Peraturan perundang-undangan sendiri ada yang bersifat mengatur sesuatu secara umum (regeling) seperti Undang-undang, Peraturan Pemerintah, dan sebagainya. Namun, ada pula yang bersifat memutuskan atau menetapkan secara khusus mengenai seseorang atau suatu obyek. Ini disebut keputusan (beschikking), seperti misalnya Keputusan Presiden, Keputusan Gubernur, dan sebagainya.

Berdasarkan pada Undang-Undang Nomor 12 Tahun 2011 Tentang Pembentukan Peraturan Perundang-undangan, jenis atau hirarki peraturan perundang-undangan telah ditetapkan jenjangnya sebagai berikut.

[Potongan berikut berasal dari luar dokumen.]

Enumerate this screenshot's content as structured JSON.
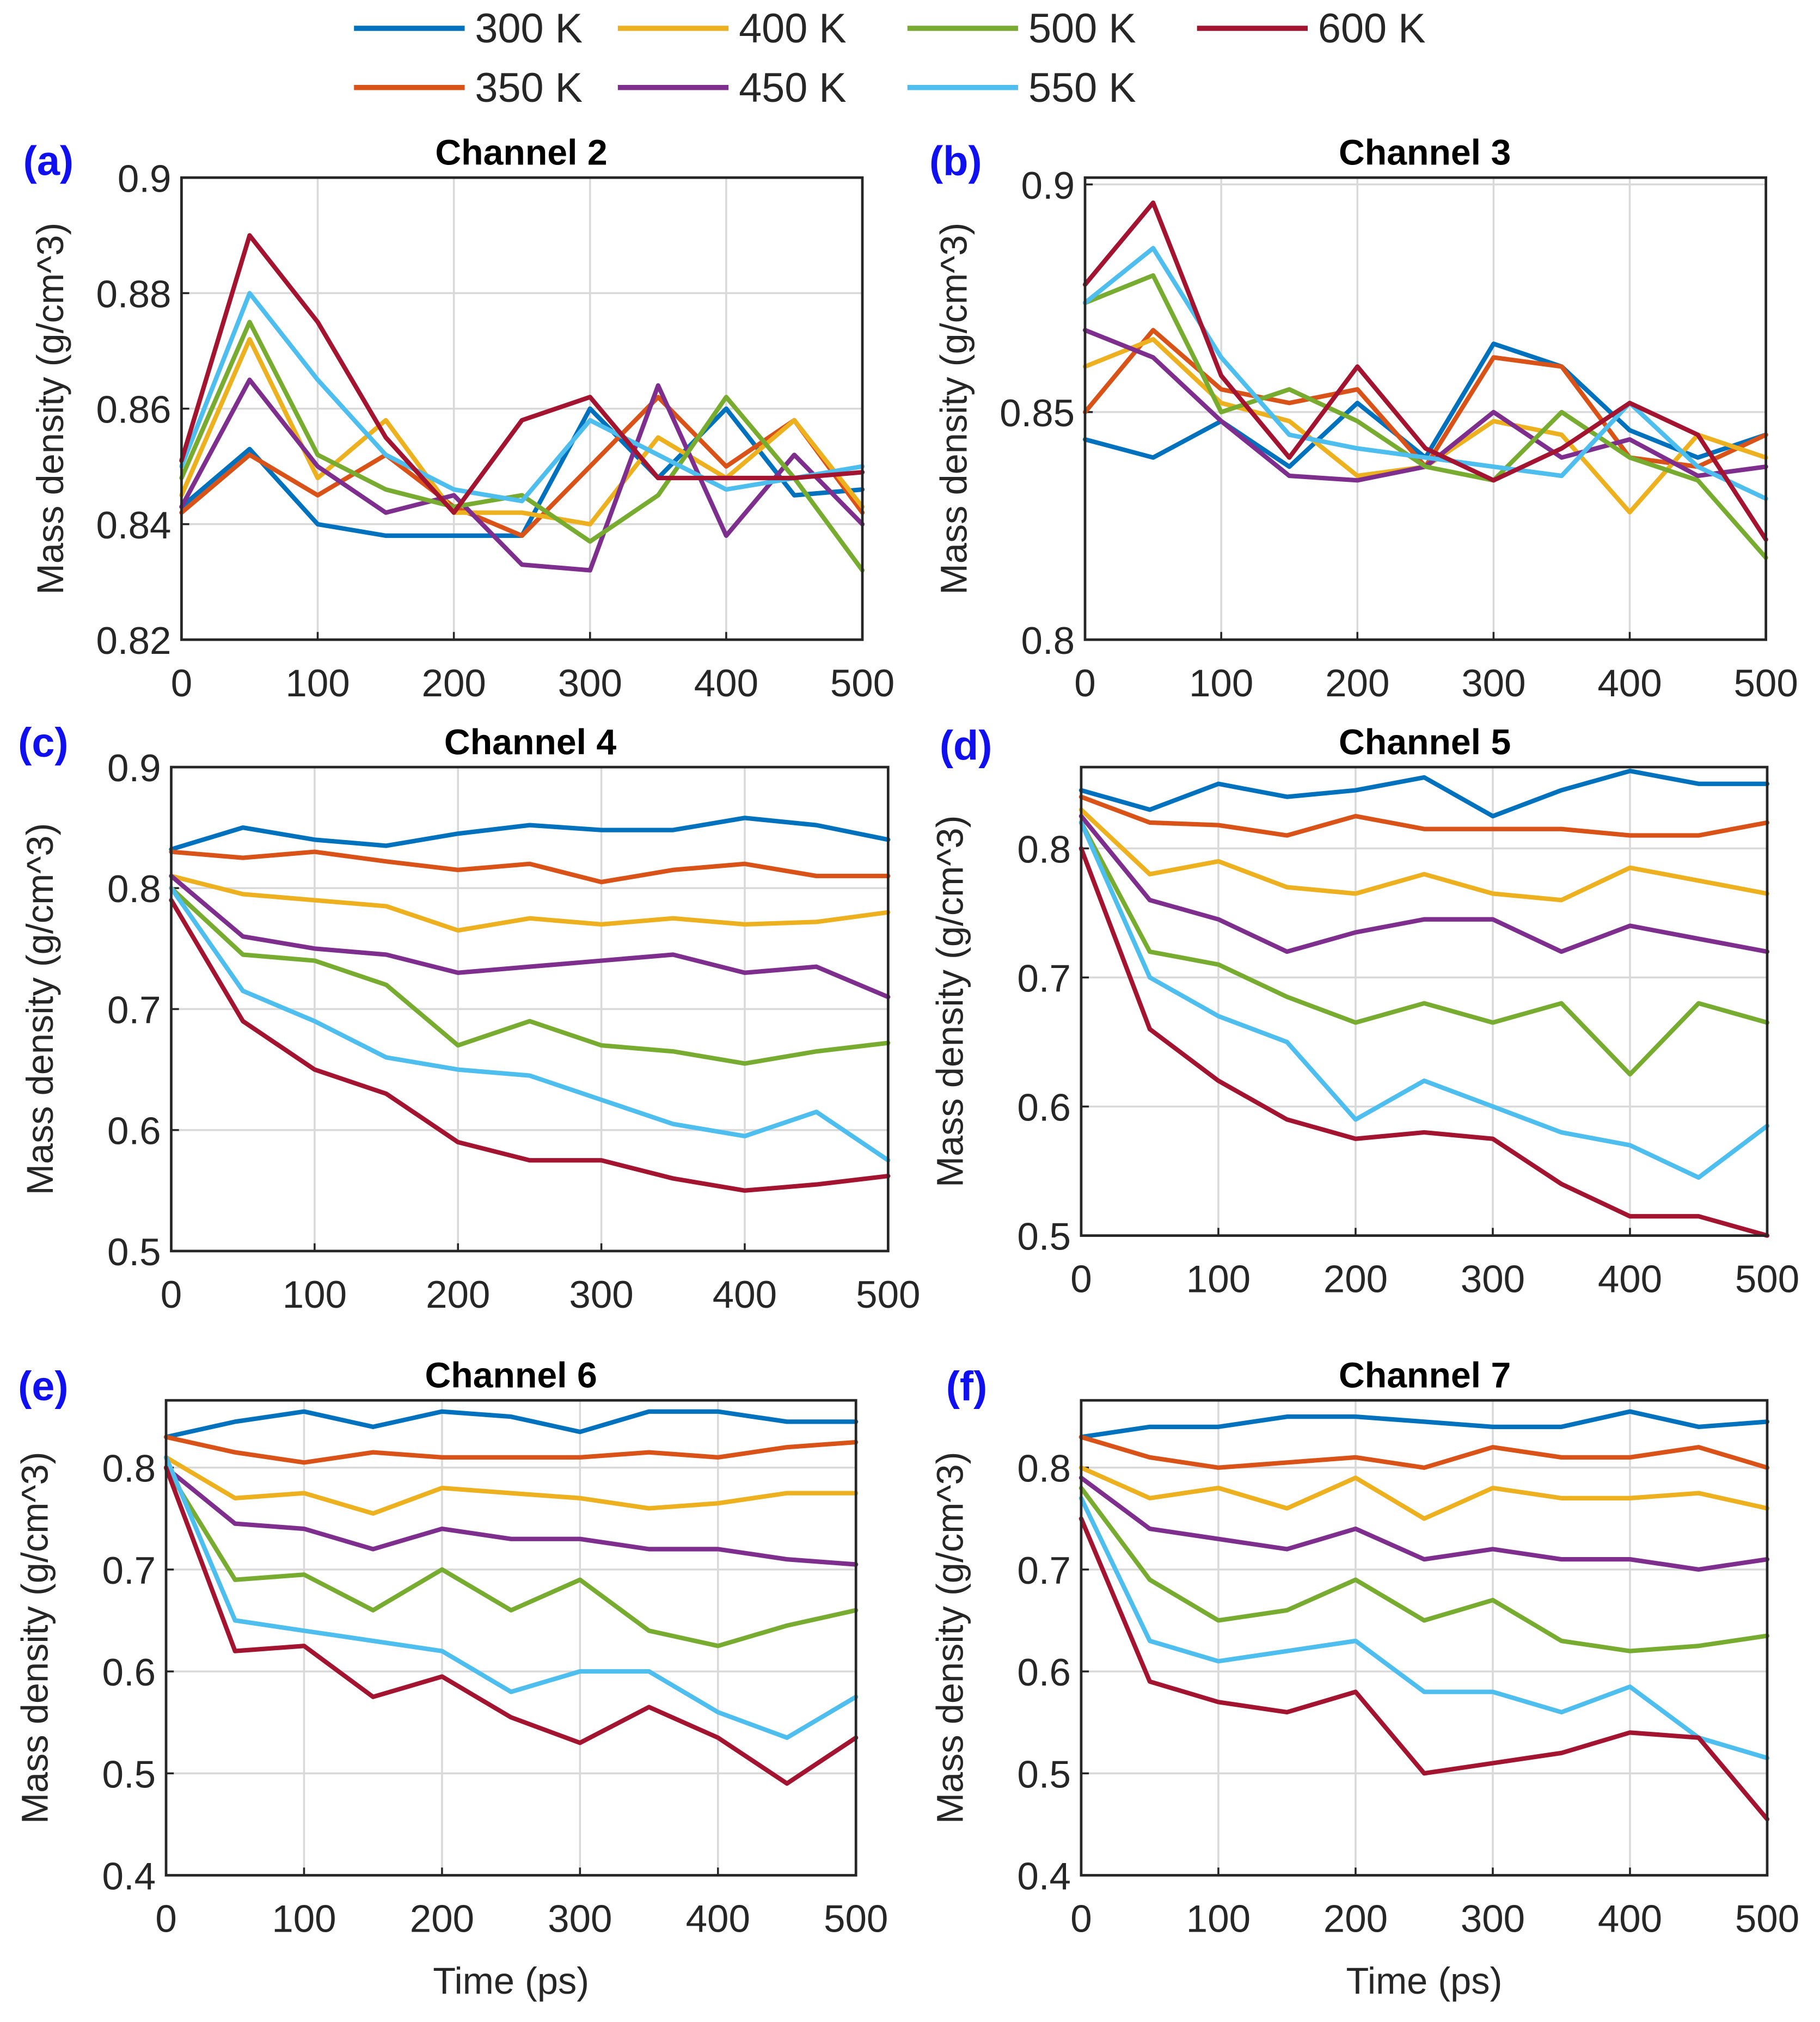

a. Undang-Undang Dasar Negara Republik Indonesia Tahun 1945
b. Ketetapan Majelis Permusyawaratan Rakyat
c. Undang-Undang/Peraturan Pemerintah Pengganti Undang-Undang
d. Peraturan Pemerintah
e. Peraturan Presiden
f. Peraturan Daerah Provinsi
g. Peraturan Daerah Kabupaten/ Kota

Dalam Pasal 8 ayat (1) dan ayat (2), Undang-Undang Nomor 12 Tahun 2011, kemudian ditambahkan bahwa selain dari jenis peraturan perundang-undangan yang disebutkan dalam hirarki di atas, masih diakui peraturan lain, termasuk yang dibuat oleh Pemerintah Desa.

Namun demikian peraturan tersebut baru dapat diakui keberadaannya dan mempunyai kekuatan hukum mengikat sepanjang diperintahkan oleh peraturan perundang-undangan yang lebih tinggi atau dibentuk berdasarkan kewenangan.